Abstract
A number of manufacturing and energy conversion processes, such as metal 3D printing and wave energy extraction, involve multiphase phenomena that vary widely in thermo-physical properties among phases. These multiphysics processes involve complex fluid-structure interactions, and some may also involve solidification, melting, and evaporation. Due to several length and time scales, numerical simulations of these multiphase problems can be challenging. In the first part of the talk, we present a robust approach to modeling isothermal/non-isothermal multiphase flows with solids, liquids, and gases that can change phases. A discrete conservation of mass, momentum, and energy fluxes is employed to enable robust numerical modeling of multiphase flows with high-contrasting thermo-physical properties (density, viscosity, thermal conductivity). We present several isothermal/non-isothermal benchmark examples to demonstrate the robustness of the technique.

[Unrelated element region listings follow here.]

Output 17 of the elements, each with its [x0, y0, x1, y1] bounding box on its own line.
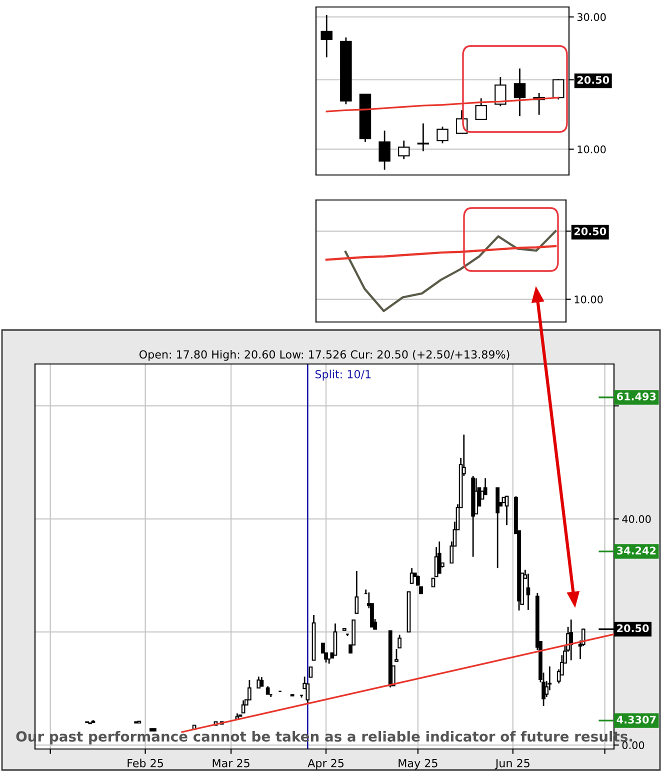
- ref-line-label: Split: 10/1: [315, 370, 371, 381]
- ref-line-label: 4.3307: [616, 716, 656, 724]
- chart-title: Open: 17.80 High: 20.60 Low: 17.526 Cur: 20.50 (+2.50/+13.89%): [139, 350, 510, 361]
- x-tick-label: Jun 25: [494, 758, 530, 770]
- x-tick-label: May 25: [398, 758, 438, 770]
- y-tick-label: 30.00: [577, 13, 606, 22]
- y-tick-label: 10.00: [578, 145, 606, 154]
- y-tick-label: 40.00: [622, 515, 651, 524]
- ref-line-label: 34.242: [617, 546, 656, 554]
- y-tick-label: 20.50: [577, 76, 610, 84]
- y-tick-label: 0.00: [622, 741, 644, 750]
- y-tick-label: 10.00: [574, 296, 603, 304]
- x-tick-label: Apr 25: [308, 758, 344, 770]
- ref-line-label: 61.493: [616, 392, 656, 400]
- x-tick-label: Feb 25: [128, 758, 163, 768]
- y-tick-label: 20.50: [574, 227, 606, 236]
- x-tick-label: Mar 25: [212, 758, 250, 768]
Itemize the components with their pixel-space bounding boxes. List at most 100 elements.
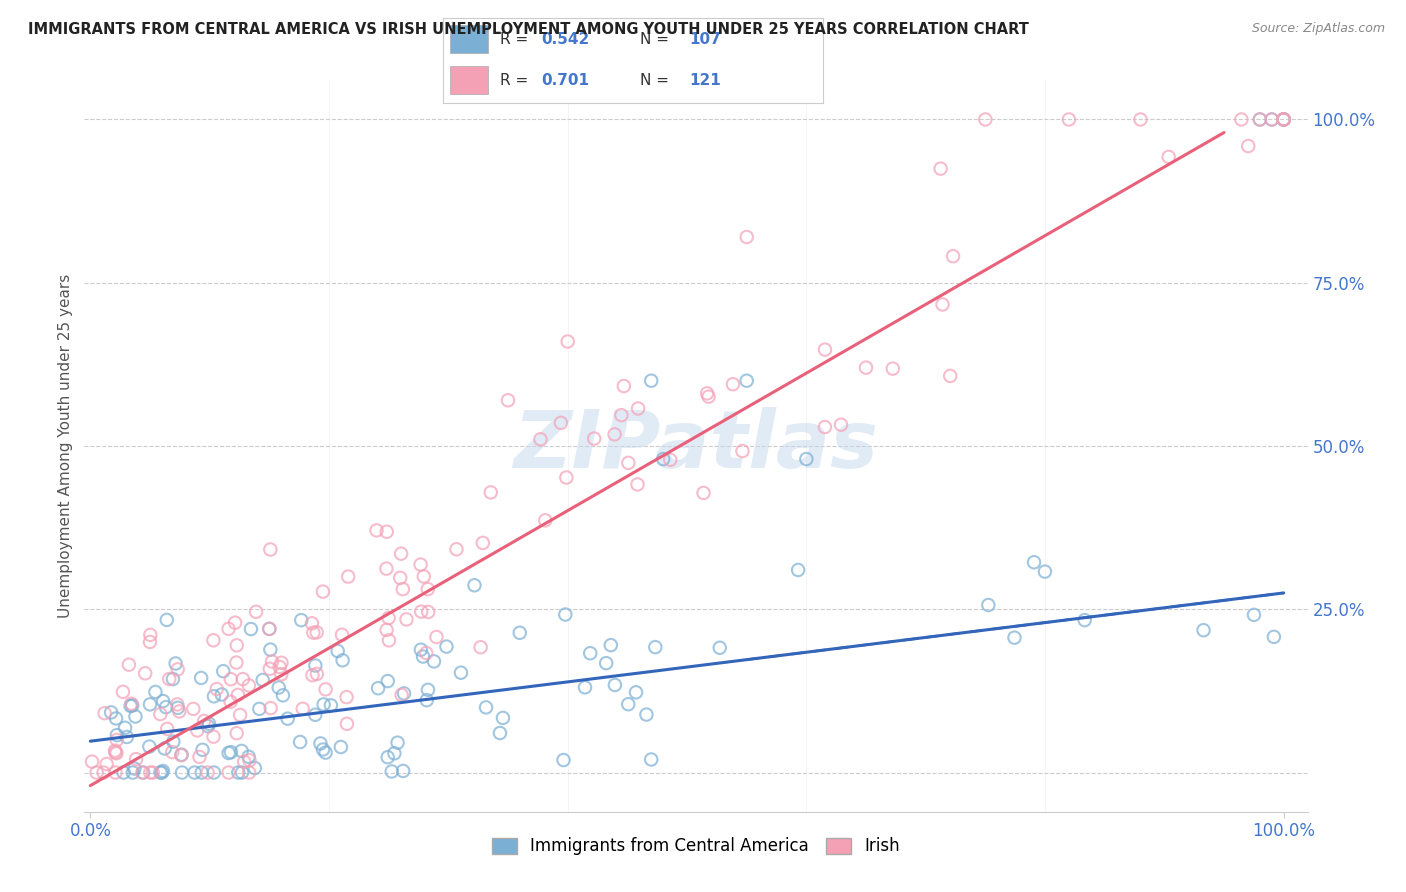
Point bbox=[131, 765, 153, 780]
Point bbox=[709, 640, 731, 655]
Point bbox=[170, 747, 193, 762]
Point bbox=[231, 744, 253, 758]
Point bbox=[219, 672, 242, 686]
Point bbox=[395, 612, 418, 626]
Point bbox=[226, 765, 249, 780]
Point bbox=[243, 761, 266, 775]
Point bbox=[181, 702, 204, 716]
Point bbox=[138, 739, 160, 754]
Point bbox=[238, 765, 260, 780]
Point bbox=[470, 640, 492, 655]
Point bbox=[238, 753, 260, 767]
Text: N =: N = bbox=[640, 32, 669, 47]
Point bbox=[162, 745, 184, 759]
Point bbox=[479, 485, 502, 500]
Point bbox=[603, 427, 626, 442]
Point bbox=[416, 582, 439, 596]
Point bbox=[315, 682, 337, 697]
Point bbox=[149, 765, 172, 780]
Point bbox=[165, 657, 187, 671]
Point bbox=[336, 716, 359, 731]
Point bbox=[218, 622, 240, 636]
Point bbox=[312, 698, 335, 712]
Point bbox=[1073, 613, 1095, 627]
Point bbox=[301, 616, 323, 631]
Point bbox=[124, 709, 146, 723]
Point bbox=[211, 688, 233, 702]
Point bbox=[636, 707, 658, 722]
Point bbox=[112, 765, 135, 780]
Point bbox=[617, 456, 640, 470]
Point bbox=[225, 726, 247, 740]
Point bbox=[977, 598, 1000, 612]
Point bbox=[304, 707, 326, 722]
Point bbox=[830, 417, 852, 432]
Point bbox=[692, 486, 714, 500]
Point bbox=[377, 750, 399, 764]
Point bbox=[270, 667, 292, 681]
Point bbox=[270, 656, 292, 670]
Point bbox=[423, 654, 446, 668]
Point bbox=[157, 672, 180, 686]
Point bbox=[471, 536, 494, 550]
Point bbox=[814, 343, 837, 357]
Point bbox=[267, 681, 290, 695]
Point bbox=[624, 685, 647, 699]
Point bbox=[186, 723, 208, 738]
Point bbox=[149, 707, 172, 722]
Point bbox=[882, 361, 904, 376]
Point bbox=[93, 765, 115, 780]
Point bbox=[139, 765, 162, 780]
Point bbox=[450, 665, 472, 680]
Point bbox=[409, 558, 432, 572]
Point bbox=[378, 633, 401, 648]
Point bbox=[929, 161, 952, 176]
Point bbox=[377, 611, 399, 625]
Point bbox=[595, 656, 617, 670]
Point bbox=[319, 698, 342, 713]
Point bbox=[534, 513, 557, 527]
Point bbox=[226, 688, 249, 702]
Point bbox=[290, 613, 312, 627]
Point bbox=[1237, 139, 1260, 153]
Point bbox=[121, 698, 143, 713]
Point bbox=[259, 622, 281, 636]
Point bbox=[153, 741, 176, 756]
Point bbox=[124, 762, 146, 776]
Point bbox=[1022, 555, 1045, 569]
Point bbox=[1272, 112, 1295, 127]
Point bbox=[305, 625, 328, 640]
Point bbox=[205, 681, 228, 696]
Point bbox=[139, 635, 162, 649]
Text: Source: ZipAtlas.com: Source: ZipAtlas.com bbox=[1251, 22, 1385, 36]
Point bbox=[304, 658, 326, 673]
Point bbox=[335, 690, 357, 705]
Point bbox=[392, 764, 415, 778]
Point bbox=[197, 765, 219, 780]
Point bbox=[277, 712, 299, 726]
Point bbox=[170, 765, 193, 780]
Point bbox=[183, 765, 205, 780]
Point bbox=[425, 630, 447, 644]
Point bbox=[475, 700, 498, 714]
Point bbox=[260, 655, 283, 669]
Point bbox=[156, 613, 179, 627]
Point bbox=[202, 690, 225, 704]
Point bbox=[416, 693, 439, 707]
Point bbox=[375, 561, 398, 575]
Point bbox=[269, 660, 291, 674]
Point bbox=[104, 765, 127, 780]
Point bbox=[796, 452, 818, 467]
Point bbox=[152, 694, 174, 708]
Point bbox=[169, 704, 191, 718]
Point bbox=[238, 749, 260, 764]
Point bbox=[731, 444, 754, 458]
Point bbox=[384, 747, 406, 761]
Point bbox=[550, 416, 572, 430]
Point bbox=[315, 746, 337, 760]
Point bbox=[1004, 631, 1026, 645]
Text: 0.542: 0.542 bbox=[541, 32, 591, 47]
Point bbox=[259, 662, 281, 676]
Point bbox=[162, 734, 184, 748]
Point bbox=[697, 390, 720, 404]
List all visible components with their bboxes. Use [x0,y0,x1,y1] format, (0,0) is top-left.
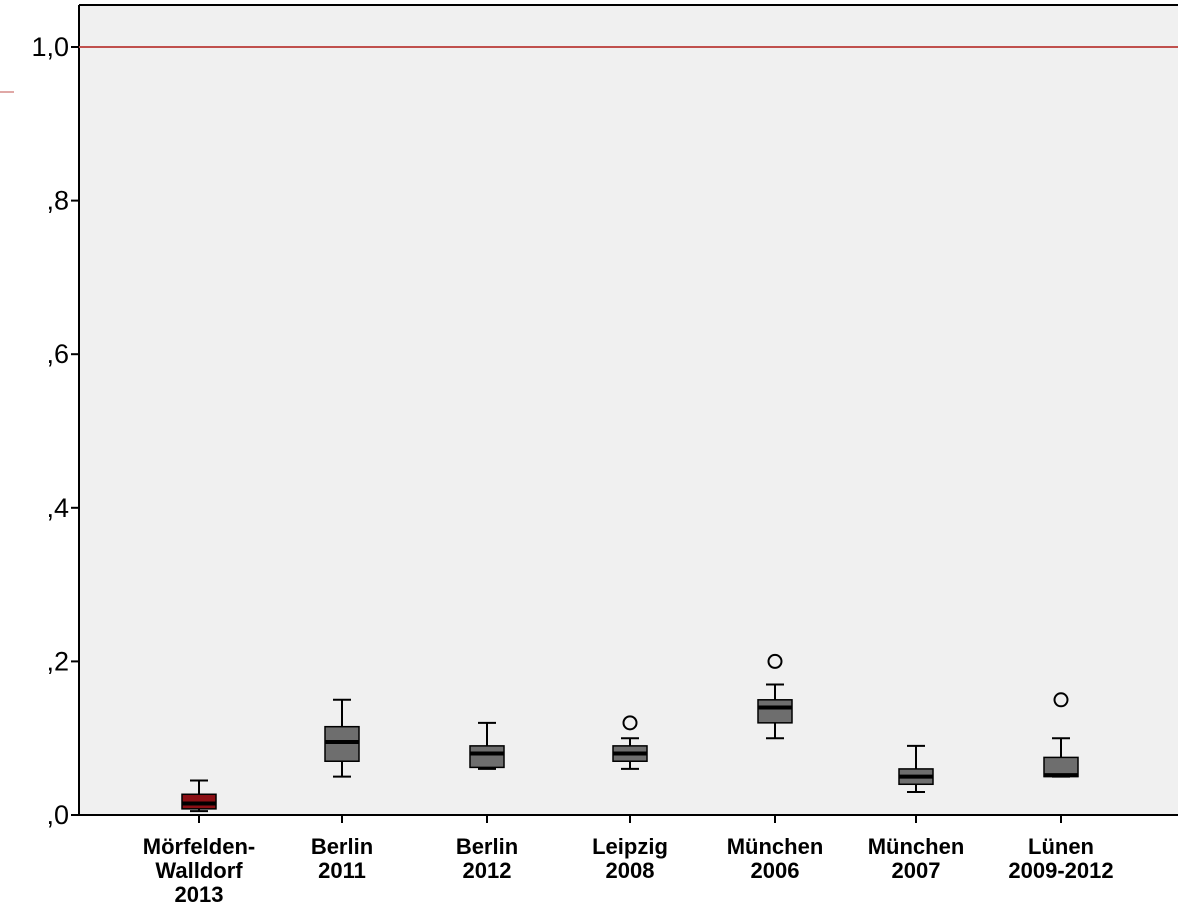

The second part of the talk focuses on two contemporary problems in multiphase flow engineering: (1) wave energy conversion (WEC) and (2) metal additive manufacturing/3D printing. In particular, for WEC we present results for model predictive control (MPC) integrated wave-structure interactions, where the MPC controller finds the optimal energy-maximizing force "on the fly" by dynamically interacting with the multiphase numerical wave tank (NWT). Our results demonstrate that MPC is an adaptive controller that can adapt optimally to changing sea conditions, and is therefore quite appropriate for controlling wave energy converters. As an application of 3D metal printing, we present simulations of air bubbles getting trapped in solidifying liquid metal, a phenomenon known as the porosity defect in AM literature. Such high-fidelity simulations provide vital insights into how heat and flow cause defects in printed parts that tend to reduce their life expectancy.
About the Speaker
Dr. Amneet Bhalla obtained his Ph.D. in Mechanical Engineering from Northwestern University in 2013 and his Bachelors (2004-2008) and Masters (2009) in Mechanical Engineering from Indian Institute of Technology at Kharagpur. He has postdoctoral trainings from the University of North Carolina at Chapel Hill and Lawerence Berkeley National Laboratory. He also has an industrial experience at ExxonMobil Upstream Research Company where he worked as a computational research engineer. In his research, Dr. Bhalla develops numerical methods and high performance computing techniques for computational fluid dynamics and computational fluid-structure interaction problems. The broad goals of his research include developing mathematical models for flow phenomena in engineering devices and processes, and to use novel simulations to interrogate the underlying physics of the problem, with the aim of improving and optimizing the engineering design.
Host: Professor Andres Goza